Multiphase CFD for Droplet Based Microfluidics

Computational Fluid Dynamics (CFD) will play an important role in multiphase microfluidics, an emerging class of devices which use water-in oil droplets as containers for biochemical reactions. As life sciences research grows increasingly dependent on high throughput assays, droplets can provide small volumes (nL-pL) and high throughputs (>1000 assays/second) needed for single cell biology, proteomics, genomics, and drug discovery. From a modeling standpoint, droplet-based fluidics can be considerably more complex than conventional microfluidics as it involves coupled interactions between two immiscible phases. Surface tension, Laplace pressure, shape deformation, and other phenomena acting in cohort with the standard flow equations results in models which are difficult to solve analytically, and may have nonintuitive results. This webinar will begin with an overview of multiphase CFD and how it can be used to simulate fundamental unit operations in droplet systems such as drop generation, splitting, merging, and mixing. It will then discuss modeling of advanced phenomena including our group's work in particle concentration in droplets using internal microvortices, trapping droplets using focused lasers, and sorting drops using interfacial tension gradients.

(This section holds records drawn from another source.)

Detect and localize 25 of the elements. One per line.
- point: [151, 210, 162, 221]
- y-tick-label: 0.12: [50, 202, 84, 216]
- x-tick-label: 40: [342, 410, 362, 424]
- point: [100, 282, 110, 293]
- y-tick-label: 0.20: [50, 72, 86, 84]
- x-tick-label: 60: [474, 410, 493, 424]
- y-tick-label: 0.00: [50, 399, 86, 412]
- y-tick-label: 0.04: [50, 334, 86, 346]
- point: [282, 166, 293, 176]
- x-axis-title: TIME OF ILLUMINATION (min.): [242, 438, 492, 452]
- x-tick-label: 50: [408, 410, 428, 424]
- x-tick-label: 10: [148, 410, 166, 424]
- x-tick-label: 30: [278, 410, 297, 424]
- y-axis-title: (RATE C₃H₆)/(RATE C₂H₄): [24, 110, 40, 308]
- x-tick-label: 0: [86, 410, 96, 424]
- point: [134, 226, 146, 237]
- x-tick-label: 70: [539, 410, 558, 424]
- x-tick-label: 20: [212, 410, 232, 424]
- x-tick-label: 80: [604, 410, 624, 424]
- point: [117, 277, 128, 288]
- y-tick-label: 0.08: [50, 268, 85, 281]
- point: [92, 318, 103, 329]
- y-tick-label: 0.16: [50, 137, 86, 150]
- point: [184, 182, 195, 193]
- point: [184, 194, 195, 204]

Amar Basu received the BSE and MSE degrees in electrical engineering in 2001 and 2003, an MS in biomedical engineering in 2005, and a Ph.D. in electrical engineering in 2008, all with honors from the University of Michigan Ann Arbor. His dissertation, under Prof. Yogesh Gianchandani, was in the area of microscale fluidic actuation and programmable actuation of microdroplets. Amar has worked with Intel's Advanced Technology group, General Motors, Silicon Graphics, and served as an adjunct faculty at the University of Michigan. He is currently assistant professor at the electrical engineering and biomedical engineering departments at Wayne State University. His research, supported primarily by the NSF, focuses on microfluidic and microelectronic technologies for high throughput screening and distributed healthcare. Amar received the IEEE Professor of the Year in 2009 and the Whitaker Foundation fellowship in 2005. His work as a consultant with Mobius Microsystems and Picocal has resulted in several patents.